O pesquisador da Embrapa em Informática Agropecuária, Eduardo Delgado Assad, que estuda há três décadas sobre como as mudanças climáticas impactam no campo ressalta que os agricultores precisam “acordar” para a nova realidade climática do planeta. “Temos recebidos muitos agricultores de cana que estão bastante preocupado com a seca. Nesse caso, os agricultores precisam aprofundar as raízes da cana. O que não se pode negar é que as mudanças climáticas estão acontecendo”.
O pesquisador da Embrapa também ressalta que o efeito das mudanças climáticas podem provocar preços mais altos para os consumidores. “O que estamos vendo é um aumento de temperatura todos os anos. Além disso, não está chovendo mais como antes, as chuvas estão mal distribuídas. E menos produção gera encarecimento do produto para o consumidor final”.
PRINCIPAIS REFLEXOS DAS MUDANÇAS CLIMÁTICAS NA REGIÃO
Estiagem cada vez mais longas e maiores chances de racionamento de água nas cidades da região de Rio Preto, com represas e nascentes de rios secando
Novos recordes de temperatura, sejam no inverno ou verão
Com geadas mais frequentes, produtores rurais acostumados com o calor correm o risco de perder plantações.
Com temperaturas acima da média no verão, plantações até de cana-de-açúcar acostumadas com o clima quente do noroeste do Estado de São Paulo devem sentir os impactos dos recordes de temperatura.
PRINCIPAIS CONCLUSÕES DO RELATÓRIO DO CLIMA DO IPCC
Aumento de temperatura provocada pelo ser humano desde 1850-1900 até 2010-2019: de 0,8°C a 1,21°C
Os anos de 2016 a 2020 foram o período de cinco anos mais quentes de 1850 a 2020
De 2021 a 2040, um aumento de temperatura de 1,5°C é, no mínimo, provável de acontecer em qualquer cenário de emissões.
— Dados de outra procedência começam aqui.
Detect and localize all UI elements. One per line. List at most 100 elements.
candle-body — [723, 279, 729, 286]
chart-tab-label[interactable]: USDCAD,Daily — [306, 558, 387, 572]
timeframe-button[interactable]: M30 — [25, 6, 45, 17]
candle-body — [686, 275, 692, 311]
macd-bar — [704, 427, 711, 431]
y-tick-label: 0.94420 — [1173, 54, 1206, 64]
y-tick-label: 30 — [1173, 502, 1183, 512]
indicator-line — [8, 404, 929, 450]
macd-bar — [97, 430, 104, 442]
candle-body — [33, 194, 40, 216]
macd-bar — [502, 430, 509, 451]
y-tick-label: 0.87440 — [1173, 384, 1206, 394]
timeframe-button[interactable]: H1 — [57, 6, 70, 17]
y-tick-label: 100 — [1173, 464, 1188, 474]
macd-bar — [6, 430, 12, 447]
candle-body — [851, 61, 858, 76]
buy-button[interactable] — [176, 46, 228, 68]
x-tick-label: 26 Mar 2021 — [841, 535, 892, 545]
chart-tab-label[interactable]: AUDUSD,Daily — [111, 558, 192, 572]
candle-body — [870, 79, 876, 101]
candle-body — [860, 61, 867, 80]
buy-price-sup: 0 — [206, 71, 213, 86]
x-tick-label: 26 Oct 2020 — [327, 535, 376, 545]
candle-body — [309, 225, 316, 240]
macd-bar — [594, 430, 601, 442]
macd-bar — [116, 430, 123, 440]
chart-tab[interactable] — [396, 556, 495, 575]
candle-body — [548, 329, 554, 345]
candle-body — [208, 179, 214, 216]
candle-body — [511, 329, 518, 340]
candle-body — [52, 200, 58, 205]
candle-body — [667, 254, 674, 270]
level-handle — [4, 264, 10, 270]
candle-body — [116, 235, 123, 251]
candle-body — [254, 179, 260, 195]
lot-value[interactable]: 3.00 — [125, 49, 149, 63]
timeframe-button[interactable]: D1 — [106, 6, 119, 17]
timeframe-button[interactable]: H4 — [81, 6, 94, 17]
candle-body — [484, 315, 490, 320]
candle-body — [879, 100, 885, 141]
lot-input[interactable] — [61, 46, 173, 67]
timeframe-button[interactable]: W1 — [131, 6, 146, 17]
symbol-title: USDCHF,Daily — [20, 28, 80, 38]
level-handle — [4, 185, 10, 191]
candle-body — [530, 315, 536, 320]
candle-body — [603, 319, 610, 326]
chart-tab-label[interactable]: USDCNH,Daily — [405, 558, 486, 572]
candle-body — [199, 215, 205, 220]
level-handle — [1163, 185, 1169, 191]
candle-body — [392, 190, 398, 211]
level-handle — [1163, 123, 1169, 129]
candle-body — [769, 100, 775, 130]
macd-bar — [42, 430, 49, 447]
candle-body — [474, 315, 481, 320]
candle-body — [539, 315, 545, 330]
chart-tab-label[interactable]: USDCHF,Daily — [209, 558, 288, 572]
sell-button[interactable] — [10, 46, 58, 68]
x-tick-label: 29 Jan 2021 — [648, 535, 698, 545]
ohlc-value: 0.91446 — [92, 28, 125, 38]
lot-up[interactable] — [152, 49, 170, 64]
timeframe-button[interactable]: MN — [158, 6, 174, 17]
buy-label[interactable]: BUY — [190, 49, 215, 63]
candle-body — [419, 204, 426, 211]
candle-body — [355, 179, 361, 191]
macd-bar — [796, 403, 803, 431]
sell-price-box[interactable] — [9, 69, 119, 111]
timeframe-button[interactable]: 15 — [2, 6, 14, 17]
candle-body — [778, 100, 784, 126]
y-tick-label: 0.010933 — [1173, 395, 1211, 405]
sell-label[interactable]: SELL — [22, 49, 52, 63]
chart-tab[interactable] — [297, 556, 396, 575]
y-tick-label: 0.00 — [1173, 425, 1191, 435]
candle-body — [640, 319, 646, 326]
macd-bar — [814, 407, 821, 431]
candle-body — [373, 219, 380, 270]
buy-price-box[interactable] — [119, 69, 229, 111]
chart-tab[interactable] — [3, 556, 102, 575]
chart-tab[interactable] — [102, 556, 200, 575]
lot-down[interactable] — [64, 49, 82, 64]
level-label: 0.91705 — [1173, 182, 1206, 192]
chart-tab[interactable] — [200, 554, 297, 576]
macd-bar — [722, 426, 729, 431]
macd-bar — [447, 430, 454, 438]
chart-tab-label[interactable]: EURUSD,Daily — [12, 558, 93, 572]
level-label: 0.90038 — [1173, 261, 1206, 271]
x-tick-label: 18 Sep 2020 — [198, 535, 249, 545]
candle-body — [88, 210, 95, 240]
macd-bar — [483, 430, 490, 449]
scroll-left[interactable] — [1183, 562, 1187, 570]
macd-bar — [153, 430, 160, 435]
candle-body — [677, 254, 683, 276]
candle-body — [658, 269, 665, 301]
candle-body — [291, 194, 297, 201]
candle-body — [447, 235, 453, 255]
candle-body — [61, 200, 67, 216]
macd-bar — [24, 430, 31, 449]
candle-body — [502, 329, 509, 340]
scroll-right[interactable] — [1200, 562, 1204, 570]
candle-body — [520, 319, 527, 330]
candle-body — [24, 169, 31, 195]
Nos próximos 2.000 anos, o nível médio global do mar deve aumentar 2 a 3 metros, se o aumento da temperatura ficar contido em 1,5°C. Se o aquecimento global ficar contido a 2°C, o nível deve aumentar de 2 a 6 metros. No caso de 5°C de aumento de temperatura, o mar subirá de 19 a 22 metros
NÚMERO DE QUEIMADAS EM RIO PRETO
2016: 3.292
2017: 3.512
2018: 3.276
2019: 3.452
2020: 4.680
Janeiro a julho
2020: 2.256
2021: 3.526
COBERTURA VEGETAL
Turvo/ Grande – 1.623.295 hectares
Cobertura vegetal nativa – 186.339 hectares
11,5% da cobertura existente
São José dos Dourados – 654.899 hectares
Cobertura vegetal nativa – 79.958 hectares
12.2% da cobertura existente
Total Noroeste Paulista – 2.278.194 hectares
Cobertura vegetal nativa – 266.297 hectares
Fontes: Corpo de Bombeiros, Inventário Florestal do Estado de São Paulo, Unesp Ilha Solteira, Cetesb e Ciiagro.